Aussi, lorsque ce risque d’insolvabilité existe, et que les montants en jeu le justifient, vous
pouvez vous faire autoriser par le juge à pratiquer une saisie conservatoire, ou prendre une
inscription d’hypothèque provisoire à titre d’exemple.
Les fonds saisis seront bloqués jusqu’à ce qu’une décision de justice déterminant les sommes
vous étant dues soit rendue.
Ces fonds vous seront ensuite attribués sans que votre débiteur n’ait le loisir de les dépenser
dans l’intervalle.
Une inscription d’hypothèque provisoire rendra le bien immobilier ainsi grevé indisponible
jusqu’à la décision définitive du juge ; Une fois votre créance fixée en justice, vous pourrez
convertir cette inscription en hypothèque judiciaire définitive, qui prendra rang à la date de
l’inscription provisoire, et vous attribuera ainsi un droit préférentiel sur le prix de vente de cet
immeuble, qui primera tout créancier qui aurait pris une inscription dans l’intervalle.

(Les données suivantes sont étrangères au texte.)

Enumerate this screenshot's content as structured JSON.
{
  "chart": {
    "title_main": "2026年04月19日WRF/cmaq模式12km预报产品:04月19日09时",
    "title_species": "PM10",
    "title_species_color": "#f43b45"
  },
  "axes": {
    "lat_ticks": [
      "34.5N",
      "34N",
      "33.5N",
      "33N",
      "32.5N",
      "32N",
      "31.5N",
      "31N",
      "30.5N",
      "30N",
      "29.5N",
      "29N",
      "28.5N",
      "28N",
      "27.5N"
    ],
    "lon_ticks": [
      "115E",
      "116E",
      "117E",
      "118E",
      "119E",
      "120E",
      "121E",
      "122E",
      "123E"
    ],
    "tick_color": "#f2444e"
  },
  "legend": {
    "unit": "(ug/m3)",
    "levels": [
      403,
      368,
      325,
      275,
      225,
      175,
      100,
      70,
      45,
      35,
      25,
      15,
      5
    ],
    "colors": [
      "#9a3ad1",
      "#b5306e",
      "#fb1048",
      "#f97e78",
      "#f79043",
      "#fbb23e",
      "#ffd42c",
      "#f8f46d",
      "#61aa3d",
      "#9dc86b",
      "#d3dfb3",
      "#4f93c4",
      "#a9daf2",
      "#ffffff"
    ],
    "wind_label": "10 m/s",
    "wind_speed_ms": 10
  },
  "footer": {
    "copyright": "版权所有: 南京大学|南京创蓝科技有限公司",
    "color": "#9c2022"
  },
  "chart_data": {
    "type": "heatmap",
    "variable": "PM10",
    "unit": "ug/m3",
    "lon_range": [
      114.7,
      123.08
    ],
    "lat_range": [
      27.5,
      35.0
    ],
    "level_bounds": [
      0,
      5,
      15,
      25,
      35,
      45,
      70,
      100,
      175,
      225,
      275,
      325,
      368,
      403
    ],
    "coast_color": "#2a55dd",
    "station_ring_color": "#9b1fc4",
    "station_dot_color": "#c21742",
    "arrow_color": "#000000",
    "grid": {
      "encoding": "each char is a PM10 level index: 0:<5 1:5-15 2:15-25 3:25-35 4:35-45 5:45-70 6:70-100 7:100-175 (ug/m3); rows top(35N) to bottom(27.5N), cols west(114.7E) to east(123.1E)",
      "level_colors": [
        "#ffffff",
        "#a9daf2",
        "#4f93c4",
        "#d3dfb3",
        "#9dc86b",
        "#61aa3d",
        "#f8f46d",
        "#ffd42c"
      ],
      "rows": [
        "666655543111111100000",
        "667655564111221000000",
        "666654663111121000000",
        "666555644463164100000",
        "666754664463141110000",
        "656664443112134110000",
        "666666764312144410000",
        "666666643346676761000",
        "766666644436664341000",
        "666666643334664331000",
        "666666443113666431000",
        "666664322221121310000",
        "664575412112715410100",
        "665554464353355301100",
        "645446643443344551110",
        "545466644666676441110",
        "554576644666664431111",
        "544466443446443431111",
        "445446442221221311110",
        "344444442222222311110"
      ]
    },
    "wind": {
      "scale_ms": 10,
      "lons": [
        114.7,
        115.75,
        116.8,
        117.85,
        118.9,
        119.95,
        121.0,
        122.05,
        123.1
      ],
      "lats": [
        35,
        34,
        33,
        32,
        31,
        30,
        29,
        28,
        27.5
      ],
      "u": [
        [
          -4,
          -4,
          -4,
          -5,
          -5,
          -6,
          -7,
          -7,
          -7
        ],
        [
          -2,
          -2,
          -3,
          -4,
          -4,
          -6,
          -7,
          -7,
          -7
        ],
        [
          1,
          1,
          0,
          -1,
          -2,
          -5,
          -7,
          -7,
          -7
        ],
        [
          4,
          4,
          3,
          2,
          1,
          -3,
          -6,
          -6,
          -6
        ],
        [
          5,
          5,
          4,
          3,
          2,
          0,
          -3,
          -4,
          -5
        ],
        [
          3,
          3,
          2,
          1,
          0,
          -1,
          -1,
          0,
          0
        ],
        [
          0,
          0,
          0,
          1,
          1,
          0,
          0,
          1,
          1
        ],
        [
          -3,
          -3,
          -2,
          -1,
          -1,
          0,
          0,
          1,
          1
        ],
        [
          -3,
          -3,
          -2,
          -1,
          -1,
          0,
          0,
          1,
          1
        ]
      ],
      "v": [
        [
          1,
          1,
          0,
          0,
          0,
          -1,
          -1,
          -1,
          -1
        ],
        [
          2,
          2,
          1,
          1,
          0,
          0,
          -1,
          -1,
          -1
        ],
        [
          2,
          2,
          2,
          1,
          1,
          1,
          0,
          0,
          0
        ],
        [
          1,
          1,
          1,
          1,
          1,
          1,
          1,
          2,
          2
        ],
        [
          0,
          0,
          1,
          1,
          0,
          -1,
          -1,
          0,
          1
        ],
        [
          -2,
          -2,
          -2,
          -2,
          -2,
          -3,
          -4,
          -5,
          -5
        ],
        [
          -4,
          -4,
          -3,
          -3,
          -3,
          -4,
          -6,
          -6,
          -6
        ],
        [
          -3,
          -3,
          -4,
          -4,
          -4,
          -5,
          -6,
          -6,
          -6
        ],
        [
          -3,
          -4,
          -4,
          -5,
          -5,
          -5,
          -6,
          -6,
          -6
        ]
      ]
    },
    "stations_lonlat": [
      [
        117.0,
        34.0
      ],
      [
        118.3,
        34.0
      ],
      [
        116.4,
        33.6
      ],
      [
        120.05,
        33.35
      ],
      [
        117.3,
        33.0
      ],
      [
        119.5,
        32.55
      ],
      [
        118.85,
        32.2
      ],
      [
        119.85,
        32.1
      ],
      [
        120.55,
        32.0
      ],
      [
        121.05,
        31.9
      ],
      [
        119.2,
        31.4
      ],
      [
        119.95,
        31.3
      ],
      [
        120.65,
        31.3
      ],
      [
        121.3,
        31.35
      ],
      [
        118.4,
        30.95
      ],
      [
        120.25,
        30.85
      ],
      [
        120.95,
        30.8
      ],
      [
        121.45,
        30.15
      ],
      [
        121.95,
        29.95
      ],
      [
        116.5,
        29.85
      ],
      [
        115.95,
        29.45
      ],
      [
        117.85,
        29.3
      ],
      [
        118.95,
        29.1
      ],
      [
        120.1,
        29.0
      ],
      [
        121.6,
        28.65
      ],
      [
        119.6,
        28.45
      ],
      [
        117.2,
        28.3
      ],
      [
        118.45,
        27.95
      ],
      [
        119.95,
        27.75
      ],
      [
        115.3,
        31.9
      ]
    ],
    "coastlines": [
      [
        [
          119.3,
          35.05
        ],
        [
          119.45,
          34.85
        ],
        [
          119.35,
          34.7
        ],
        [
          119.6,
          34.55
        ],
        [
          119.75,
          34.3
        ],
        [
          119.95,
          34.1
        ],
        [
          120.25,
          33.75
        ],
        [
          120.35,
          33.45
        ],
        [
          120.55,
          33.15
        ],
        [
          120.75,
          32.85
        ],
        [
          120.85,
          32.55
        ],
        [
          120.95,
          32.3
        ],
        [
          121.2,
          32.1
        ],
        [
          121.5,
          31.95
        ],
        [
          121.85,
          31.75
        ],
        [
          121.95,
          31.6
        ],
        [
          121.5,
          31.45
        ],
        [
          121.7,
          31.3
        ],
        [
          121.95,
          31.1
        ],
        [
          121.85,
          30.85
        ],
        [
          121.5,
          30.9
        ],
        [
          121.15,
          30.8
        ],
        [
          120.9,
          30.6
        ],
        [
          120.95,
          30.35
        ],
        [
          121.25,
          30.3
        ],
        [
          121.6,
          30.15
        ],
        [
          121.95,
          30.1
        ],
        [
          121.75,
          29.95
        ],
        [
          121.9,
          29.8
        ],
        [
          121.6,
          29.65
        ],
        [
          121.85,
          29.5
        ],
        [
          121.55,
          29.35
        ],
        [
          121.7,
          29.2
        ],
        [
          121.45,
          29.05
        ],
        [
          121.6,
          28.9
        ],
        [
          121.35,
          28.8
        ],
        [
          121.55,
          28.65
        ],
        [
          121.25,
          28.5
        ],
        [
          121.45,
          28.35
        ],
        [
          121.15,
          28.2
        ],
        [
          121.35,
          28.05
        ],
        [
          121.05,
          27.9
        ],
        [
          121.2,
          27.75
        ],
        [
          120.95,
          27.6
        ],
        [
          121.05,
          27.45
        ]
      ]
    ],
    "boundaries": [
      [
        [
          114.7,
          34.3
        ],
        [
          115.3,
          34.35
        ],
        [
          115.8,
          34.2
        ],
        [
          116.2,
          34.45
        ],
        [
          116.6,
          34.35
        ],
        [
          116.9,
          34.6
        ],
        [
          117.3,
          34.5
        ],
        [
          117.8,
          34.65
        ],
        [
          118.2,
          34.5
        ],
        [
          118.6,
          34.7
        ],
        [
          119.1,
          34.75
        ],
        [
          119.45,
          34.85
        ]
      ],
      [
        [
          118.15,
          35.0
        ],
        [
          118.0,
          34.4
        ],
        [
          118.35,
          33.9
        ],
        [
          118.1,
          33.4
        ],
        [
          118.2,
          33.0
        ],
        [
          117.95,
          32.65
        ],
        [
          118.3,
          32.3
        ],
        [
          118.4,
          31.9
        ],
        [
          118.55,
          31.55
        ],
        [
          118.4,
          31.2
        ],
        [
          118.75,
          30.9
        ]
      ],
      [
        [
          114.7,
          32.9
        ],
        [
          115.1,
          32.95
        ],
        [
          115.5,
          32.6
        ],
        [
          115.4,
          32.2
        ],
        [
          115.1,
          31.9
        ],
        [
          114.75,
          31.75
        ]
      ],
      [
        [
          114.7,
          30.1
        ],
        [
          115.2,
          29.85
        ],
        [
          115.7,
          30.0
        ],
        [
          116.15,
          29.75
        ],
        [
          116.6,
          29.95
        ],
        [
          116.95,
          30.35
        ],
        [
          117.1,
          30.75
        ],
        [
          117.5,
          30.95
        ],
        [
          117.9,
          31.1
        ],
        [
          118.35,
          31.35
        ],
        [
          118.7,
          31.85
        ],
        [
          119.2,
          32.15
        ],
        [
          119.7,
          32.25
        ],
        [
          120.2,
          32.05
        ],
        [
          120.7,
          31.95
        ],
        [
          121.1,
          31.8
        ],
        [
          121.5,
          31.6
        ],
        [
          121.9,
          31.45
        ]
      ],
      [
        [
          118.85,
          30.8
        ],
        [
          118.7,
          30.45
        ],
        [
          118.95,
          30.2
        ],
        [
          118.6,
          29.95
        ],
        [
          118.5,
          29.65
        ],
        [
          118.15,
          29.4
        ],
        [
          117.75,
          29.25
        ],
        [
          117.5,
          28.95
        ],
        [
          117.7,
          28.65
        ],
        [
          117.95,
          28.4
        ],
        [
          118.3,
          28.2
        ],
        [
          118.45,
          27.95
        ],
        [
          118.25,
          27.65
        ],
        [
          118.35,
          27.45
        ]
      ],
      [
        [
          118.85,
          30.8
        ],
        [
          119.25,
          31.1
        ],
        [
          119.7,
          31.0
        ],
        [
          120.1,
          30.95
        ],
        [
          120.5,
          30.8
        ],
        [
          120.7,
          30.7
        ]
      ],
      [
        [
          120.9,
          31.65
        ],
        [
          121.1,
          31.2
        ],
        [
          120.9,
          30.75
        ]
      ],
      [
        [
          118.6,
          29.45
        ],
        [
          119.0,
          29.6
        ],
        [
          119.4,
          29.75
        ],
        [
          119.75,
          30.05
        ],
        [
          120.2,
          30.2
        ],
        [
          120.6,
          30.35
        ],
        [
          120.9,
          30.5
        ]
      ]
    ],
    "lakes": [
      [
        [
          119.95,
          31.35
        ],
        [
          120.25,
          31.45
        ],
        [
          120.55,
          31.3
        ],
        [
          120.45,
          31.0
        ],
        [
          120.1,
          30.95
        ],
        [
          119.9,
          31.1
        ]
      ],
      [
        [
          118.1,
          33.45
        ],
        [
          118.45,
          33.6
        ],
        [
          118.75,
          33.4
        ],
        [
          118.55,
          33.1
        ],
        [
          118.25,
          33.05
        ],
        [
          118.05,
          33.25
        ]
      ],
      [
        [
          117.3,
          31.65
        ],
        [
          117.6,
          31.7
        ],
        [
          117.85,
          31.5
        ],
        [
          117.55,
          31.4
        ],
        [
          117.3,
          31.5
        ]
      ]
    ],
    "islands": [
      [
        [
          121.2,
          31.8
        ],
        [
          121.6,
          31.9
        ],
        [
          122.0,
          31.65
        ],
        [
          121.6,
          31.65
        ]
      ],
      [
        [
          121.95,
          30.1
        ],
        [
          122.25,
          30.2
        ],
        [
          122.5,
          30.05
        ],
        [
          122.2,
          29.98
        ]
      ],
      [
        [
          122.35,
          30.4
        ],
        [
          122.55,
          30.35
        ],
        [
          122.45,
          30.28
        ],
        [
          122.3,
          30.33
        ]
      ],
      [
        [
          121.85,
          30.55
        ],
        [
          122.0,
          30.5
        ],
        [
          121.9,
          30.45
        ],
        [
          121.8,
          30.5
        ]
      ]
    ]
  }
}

            -  Le recouvrement à proprement parler :
La première étape, nécessaire, préalable, sera l’envoi d’une mise en demeure par courrier
recommandé avec accusé de réception.
Si celle-ci reste infructueuse, il vous faudra saisir le Tribunal afin d’obtenir règlement des
sommes dues.
Si votre demande n’est pas sérieusement contestable vous pourrez saisir le juge des référés.
Cette procédure présente l’indéniable avantage d’être plus rapide qu’une procédure au fond.
Ceci vous permet en principe d’obtenir une condamnation dans des délais très raisonnables,
pour ensuite passer au recouvrement effectif des sommes dues, mais suppose l’absence de toute
contestation sérieuse en matière de recouvrement.
Une fois l’ordonnance (ou jugement) obtenu, il faudra en assurer le recouvrement forcé ;
concrètement procéder par voie de saisie à défaut de paiement amiable.
Enfin, dernière recommandation, au regard des circonstances spécifiques actuelles ; assurezvous
que votre débiteur ne peut pas bénéficier de mesures de report ou d’exonération, prévues
par les différentes ordonnances dites COVID notamment.